[Sir Ludar by Talbot Baines Reed]@TWC D-Link book
Sir Ludar

CHAPTER TWENTY
3/20

What if he, as well as I, had learned the soldier's secret; and, to despite me and profit himself, had sold it to the one man from whom it was by all means to be kept?
I cursed my wickedness, who, lapped in my own happy fortune, had thus neglected my absent master's interest and let this knave get beforehand with me.

For, be Ludar alive or dead, I owed it to him to save the maiden from the Captain, even if it cost me my life.
So, as I say, this vision of the passing of the purse woke me out of my dream, and warned me that there was danger in the wind.
That afternoon, the same Providence which gave me the alarm put into my way a means of acting upon it.
My master I found in a sore state of vexation because a certain book he was printing, from which he expected some profit, was refused a licence by the Stationers' Company.

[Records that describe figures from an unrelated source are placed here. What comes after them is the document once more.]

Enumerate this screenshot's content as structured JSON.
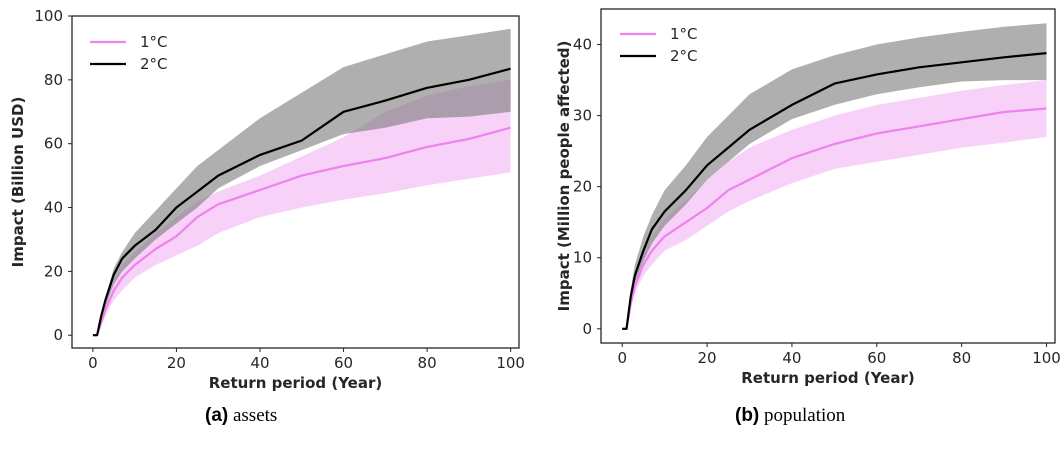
{
  "colors": {
    "one_deg": "#ee82ee",
    "two_deg": "#000000",
    "one_band": "#f2b8f2",
    "two_band": "#7a7a7a"
  },
  "chart_data": [
    {
      "type": "line",
      "caption_label": "(a)",
      "caption_text": "assets",
      "xlabel": "Return period (Year)",
      "ylabel": "Impact (Billion USD)",
      "xlim": [
        -5,
        102
      ],
      "ylim": [
        -4,
        100
      ],
      "xticks": [
        "0",
        "20",
        "40",
        "60",
        "80",
        "100"
      ],
      "yticks": [
        "0",
        "20",
        "40",
        "60",
        "80",
        "100"
      ],
      "legend_position": "top-left",
      "grid": false,
      "x": [
        0,
        1,
        2,
        3,
        5,
        7,
        10,
        15,
        20,
        25,
        30,
        40,
        50,
        60,
        70,
        80,
        90,
        100
      ],
      "series": [
        {
          "name": "1°C",
          "values": [
            0,
            0,
            4,
            8,
            14,
            18,
            22,
            27,
            31,
            37,
            41,
            45.5,
            50,
            53,
            55.5,
            59,
            61.5,
            65
          ],
          "lower": [
            0,
            0,
            3,
            6,
            11,
            14,
            18,
            22,
            25,
            28,
            32,
            37,
            40,
            42.5,
            44.5,
            47,
            49,
            51
          ],
          "upper": [
            0,
            0,
            5,
            10,
            17,
            22,
            26,
            32,
            37,
            42,
            45,
            50,
            56,
            62,
            70,
            75,
            78,
            80
          ]
        },
        {
          "name": "2°C",
          "values": [
            0,
            0,
            6,
            11,
            19,
            24,
            28,
            33,
            40,
            45,
            50,
            56.5,
            61,
            70,
            73.5,
            77.5,
            80,
            83.5
          ],
          "lower": [
            0,
            0,
            5,
            9,
            16,
            20,
            24,
            30,
            35,
            40,
            46,
            53,
            58,
            63,
            65,
            68,
            68.5,
            70
          ],
          "upper": [
            0,
            0,
            7,
            12,
            21,
            26,
            32,
            39,
            46,
            53,
            58,
            68,
            76,
            84,
            88,
            92,
            94,
            96
          ]
        }
      ]
    },
    {
      "type": "line",
      "caption_label": "(b)",
      "caption_text": "population",
      "xlabel": "Return period (Year)",
      "ylabel": "Impact (Million people affected)",
      "xlim": [
        -5,
        102
      ],
      "ylim": [
        -2,
        45
      ],
      "xticks": [
        "0",
        "20",
        "40",
        "60",
        "80",
        "100"
      ],
      "yticks": [
        "0",
        "10",
        "20",
        "30",
        "40"
      ],
      "legend_position": "top-left",
      "grid": false,
      "x": [
        0,
        1,
        2,
        3,
        5,
        7,
        10,
        15,
        20,
        25,
        30,
        40,
        50,
        60,
        70,
        80,
        90,
        100
      ],
      "series": [
        {
          "name": "1°C",
          "values": [
            0,
            0,
            3.5,
            6,
            9,
            11,
            13,
            15,
            17,
            19.5,
            21,
            24,
            26,
            27.5,
            28.5,
            29.5,
            30.5,
            31
          ],
          "lower": [
            0,
            0,
            3,
            5,
            7.5,
            9,
            11,
            12.5,
            14.5,
            16.5,
            18,
            20.5,
            22.5,
            23.5,
            24.5,
            25.5,
            26.2,
            27
          ],
          "upper": [
            0,
            0,
            4.5,
            7.5,
            11,
            13,
            15.5,
            18,
            21,
            23.5,
            25.5,
            28,
            30,
            31.5,
            32.5,
            33.5,
            34.3,
            35
          ]
        },
        {
          "name": "2°C",
          "values": [
            0,
            0,
            4.5,
            7.5,
            11,
            14,
            16.5,
            19.5,
            23,
            25.5,
            28,
            31.5,
            34.5,
            35.8,
            36.8,
            37.5,
            38.2,
            38.8
          ],
          "lower": [
            0,
            0,
            3.5,
            6.5,
            9.5,
            12,
            14.5,
            17.5,
            21,
            23.5,
            26,
            29.5,
            31.5,
            33,
            34,
            34.8,
            35,
            35
          ],
          "upper": [
            0,
            0,
            5.5,
            9,
            13,
            16,
            19.5,
            23,
            27,
            30,
            33,
            36.5,
            38.5,
            40,
            41,
            41.8,
            42.5,
            43
          ]
        }
      ]
    }
  ]
}
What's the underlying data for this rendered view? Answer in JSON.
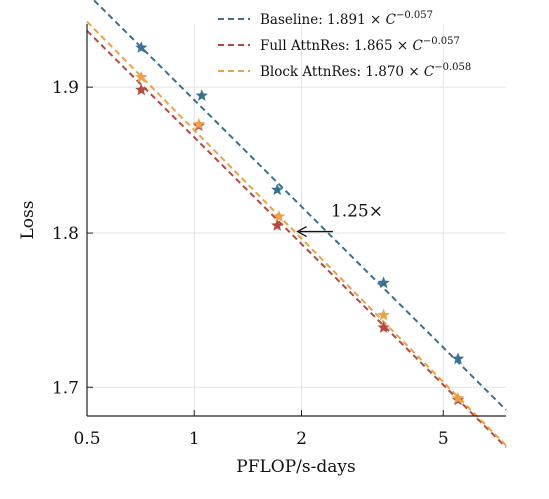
{
  "chart_data": {
    "type": "scatter",
    "title": "",
    "xlabel": "PFLOP/s-days",
    "ylabel": "Loss",
    "x_scale": "log",
    "y_scale": "log",
    "xlim": [
      0.5,
      7.5
    ],
    "ylim": [
      1.682,
      1.945
    ],
    "x_ticks": [
      {
        "value": 0.5,
        "label": "0.5"
      },
      {
        "value": 1,
        "label": "1"
      },
      {
        "value": 2,
        "label": "2"
      },
      {
        "value": 5,
        "label": "5"
      }
    ],
    "y_ticks": [
      {
        "value": 1.7,
        "label": "1.7"
      },
      {
        "value": 1.8,
        "label": "1.8"
      },
      {
        "value": 1.9,
        "label": "1.9"
      }
    ],
    "grid": true,
    "legend_position": "top-right",
    "series": [
      {
        "name": "Baseline",
        "legend": {
          "prefix": "Baseline: ",
          "coef": "1.891",
          "exp": "−0.057"
        },
        "color": "#3b7190",
        "fit": {
          "a": 1.891,
          "b": -0.057
        },
        "points": [
          [
            0.71,
            1.928
          ],
          [
            1.05,
            1.894
          ],
          [
            1.71,
            1.829
          ],
          [
            3.4,
            1.767
          ],
          [
            5.5,
            1.718
          ]
        ]
      },
      {
        "name": "Full AttnRes",
        "legend": {
          "prefix": "Full AttnRes: ",
          "coef": "1.865",
          "exp": "−0.057"
        },
        "color": "#b5493f",
        "fit": {
          "a": 1.865,
          "b": -0.057
        },
        "points": [
          [
            0.71,
            1.898
          ],
          [
            1.03,
            1.873
          ],
          [
            1.71,
            1.805
          ],
          [
            3.4,
            1.738
          ],
          [
            5.5,
            1.692
          ]
        ]
      },
      {
        "name": "Block AttnRes",
        "legend": {
          "prefix": "Block AttnRes: ",
          "coef": "1.870",
          "exp": "−0.058"
        },
        "color": "#e8a24a",
        "fit": {
          "a": 1.87,
          "b": -0.058
        },
        "points": [
          [
            0.71,
            1.907
          ],
          [
            1.03,
            1.874
          ],
          [
            1.73,
            1.811
          ],
          [
            3.4,
            1.746
          ],
          [
            5.5,
            1.693
          ]
        ]
      }
    ],
    "annotation": {
      "text": "1.25×",
      "loss": 1.801,
      "x_from": 2.45,
      "x_to": 1.95
    }
  }
}
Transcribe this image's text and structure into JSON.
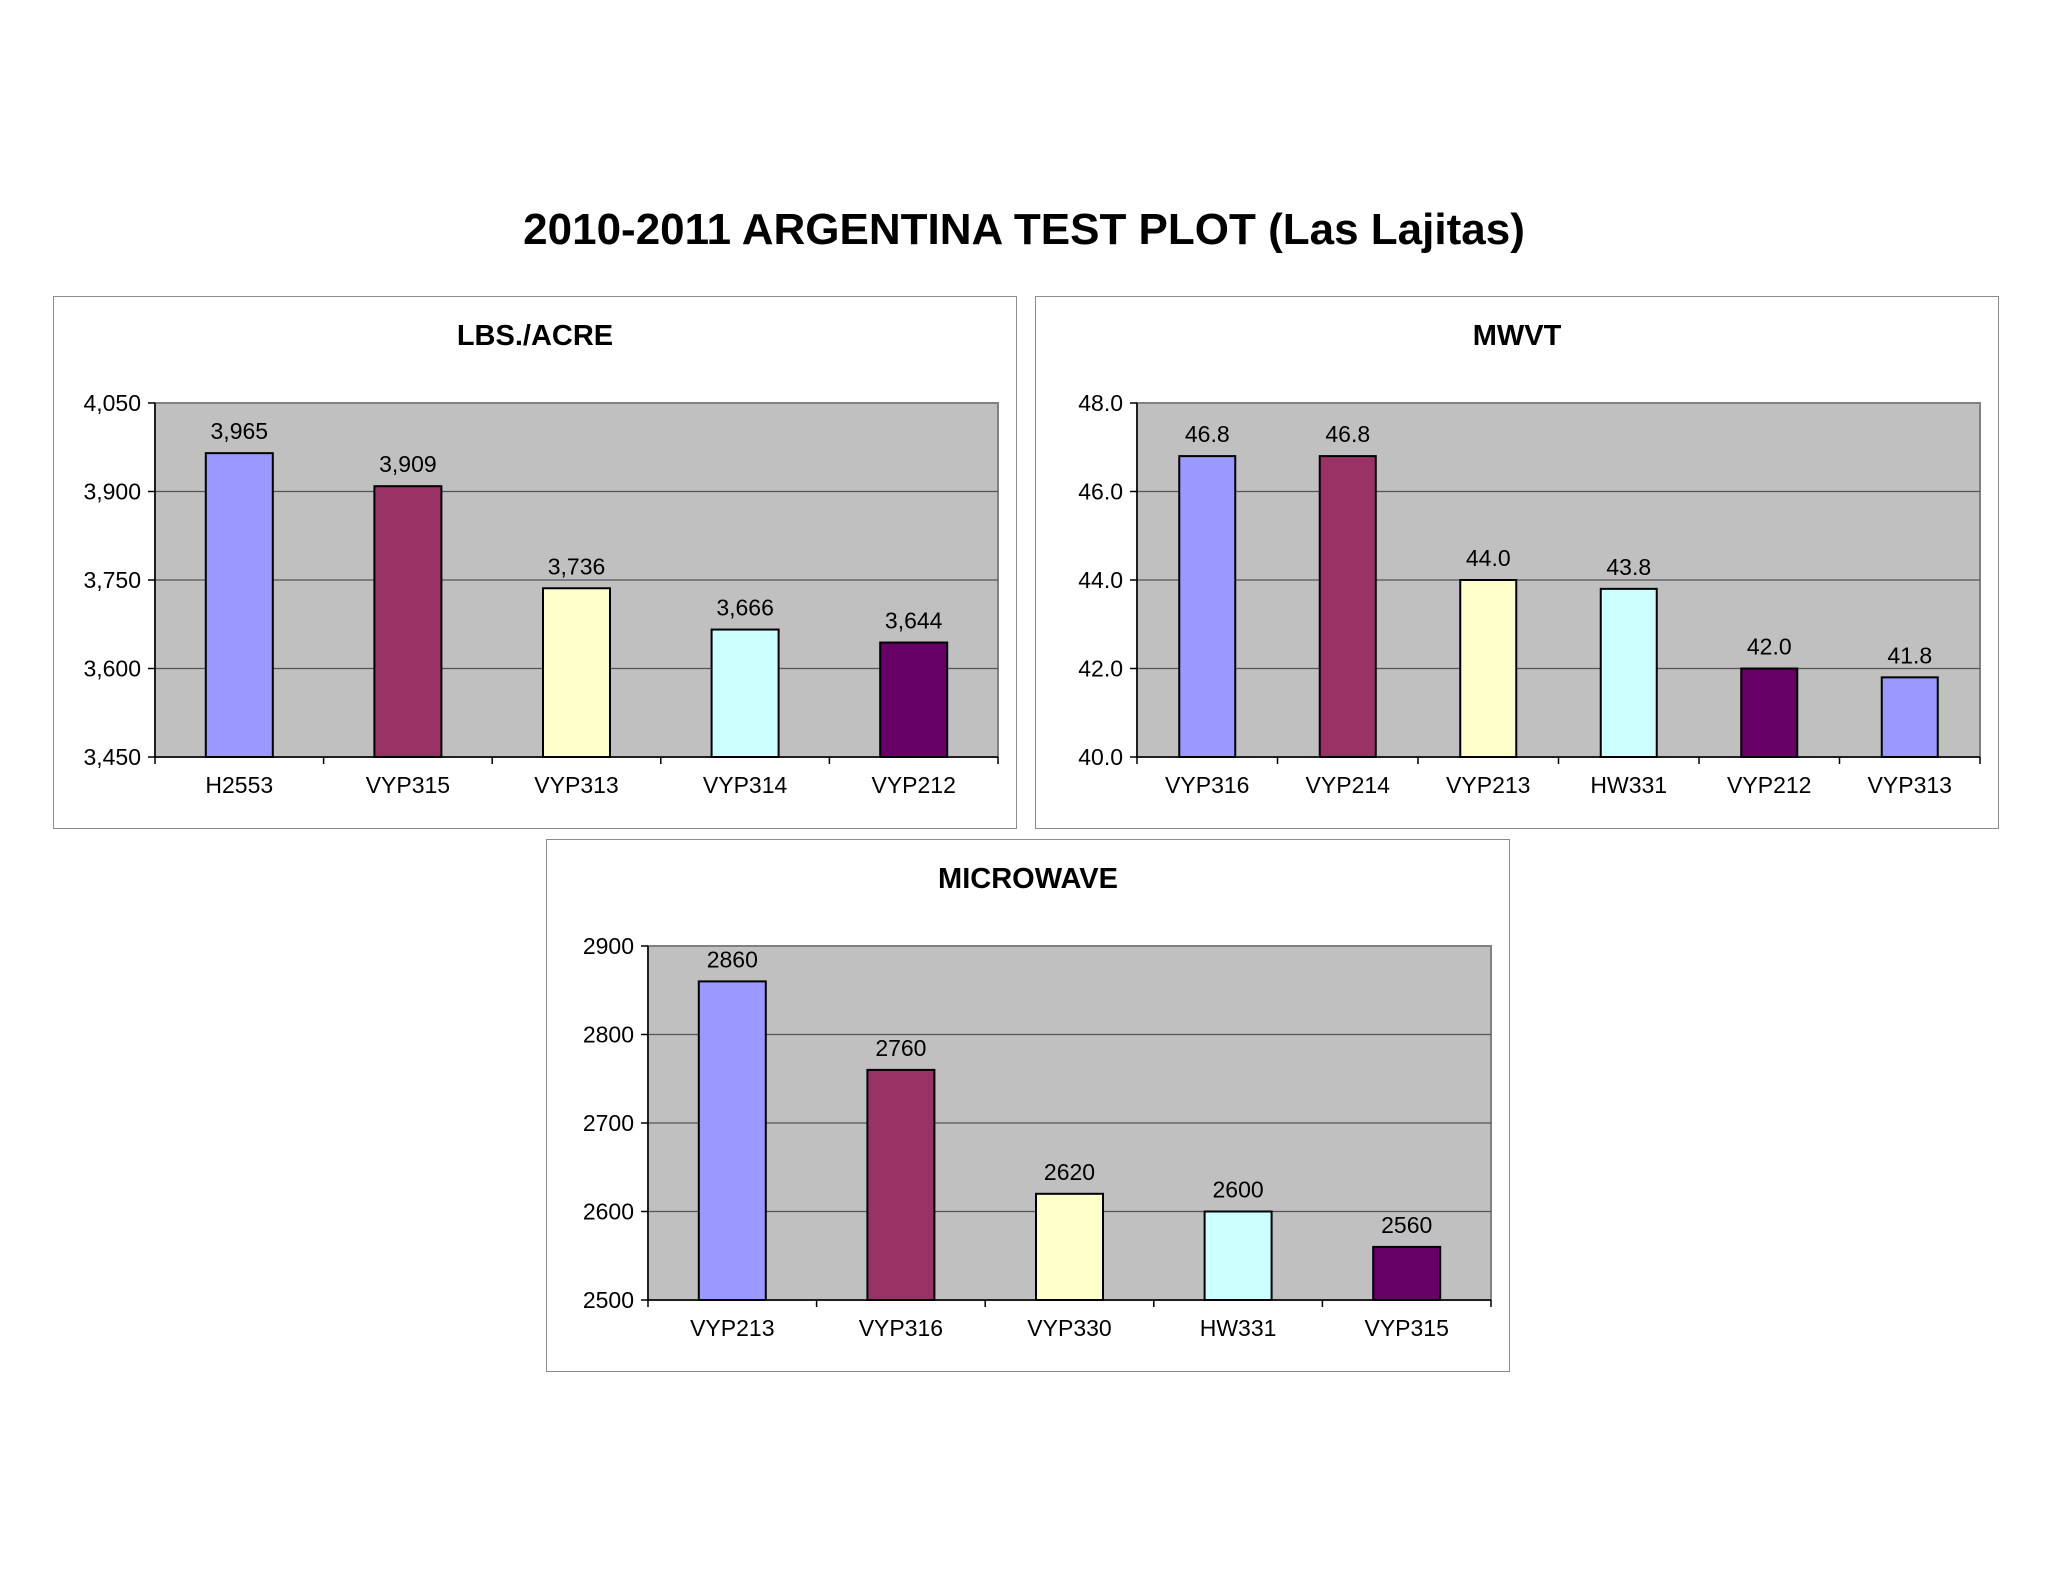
{
  "page": {
    "title": "2010-2011 ARGENTINA TEST PLOT (Las Lajitas)"
  },
  "colors": {
    "plot_bg": "#c0c0c0",
    "bar_1": "#9999ff",
    "bar_2": "#993366",
    "bar_3": "#ffffcc",
    "bar_4": "#ccffff",
    "bar_5": "#660066"
  },
  "chart_data": [
    {
      "id": "lbs",
      "type": "bar",
      "title": "LBS./ACRE",
      "categories": [
        "H2553",
        "VYP315",
        "VYP313",
        "VYP314",
        "VYP212"
      ],
      "values": [
        3965,
        3909,
        3736,
        3666,
        3644
      ],
      "value_labels": [
        "3,965",
        "3,909",
        "3,736",
        "3,666",
        "3,644"
      ],
      "colors": [
        "#9999ff",
        "#993366",
        "#ffffcc",
        "#ccffff",
        "#660066"
      ],
      "ylim": [
        3450,
        4050
      ],
      "yticks": [
        3450,
        3600,
        3750,
        3900,
        4050
      ],
      "ytick_labels": [
        "3,450",
        "3,600",
        "3,750",
        "3,900",
        "4,050"
      ],
      "grid": true,
      "legend": "none"
    },
    {
      "id": "mwvt",
      "type": "bar",
      "title": "MWVT",
      "categories": [
        "VYP316",
        "VYP214",
        "VYP213",
        "HW331",
        "VYP212",
        "VYP313"
      ],
      "values": [
        46.8,
        46.8,
        44.0,
        43.8,
        42.0,
        41.8
      ],
      "value_labels": [
        "46.8",
        "46.8",
        "44.0",
        "43.8",
        "42.0",
        "41.8"
      ],
      "colors": [
        "#9999ff",
        "#993366",
        "#ffffcc",
        "#ccffff",
        "#660066",
        "#9999ff"
      ],
      "ylim": [
        40.0,
        48.0
      ],
      "yticks": [
        40.0,
        42.0,
        44.0,
        46.0,
        48.0
      ],
      "ytick_labels": [
        "40.0",
        "42.0",
        "44.0",
        "46.0",
        "48.0"
      ],
      "grid": true,
      "legend": "none"
    },
    {
      "id": "micro",
      "type": "bar",
      "title": "MICROWAVE",
      "categories": [
        "VYP213",
        "VYP316",
        "VYP330",
        "HW331",
        "VYP315"
      ],
      "values": [
        2860,
        2760,
        2620,
        2600,
        2560
      ],
      "value_labels": [
        "2860",
        "2760",
        "2620",
        "2600",
        "2560"
      ],
      "colors": [
        "#9999ff",
        "#993366",
        "#ffffcc",
        "#ccffff",
        "#660066"
      ],
      "ylim": [
        2500,
        2900
      ],
      "yticks": [
        2500,
        2600,
        2700,
        2800,
        2900
      ],
      "ytick_labels": [
        "2500",
        "2600",
        "2700",
        "2800",
        "2900"
      ],
      "grid": true,
      "legend": "none"
    }
  ]
}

They liked it not, said the clerk, and had sent it on to his Grace, who had other matters to think of, and was, besides, away in Canterbury on a visitation.
At this my ears pricked.
"By your leave, Master Walgrave," said I, "here is a matter that presses.

If we get not his Grace's licence now, the occasion for the book will be gone by.

How if you let me go to Canterbury, to wait upon him ?" Master Walgrave shrugged his shoulders.
"Have you forgot your last journey for me ?" said he.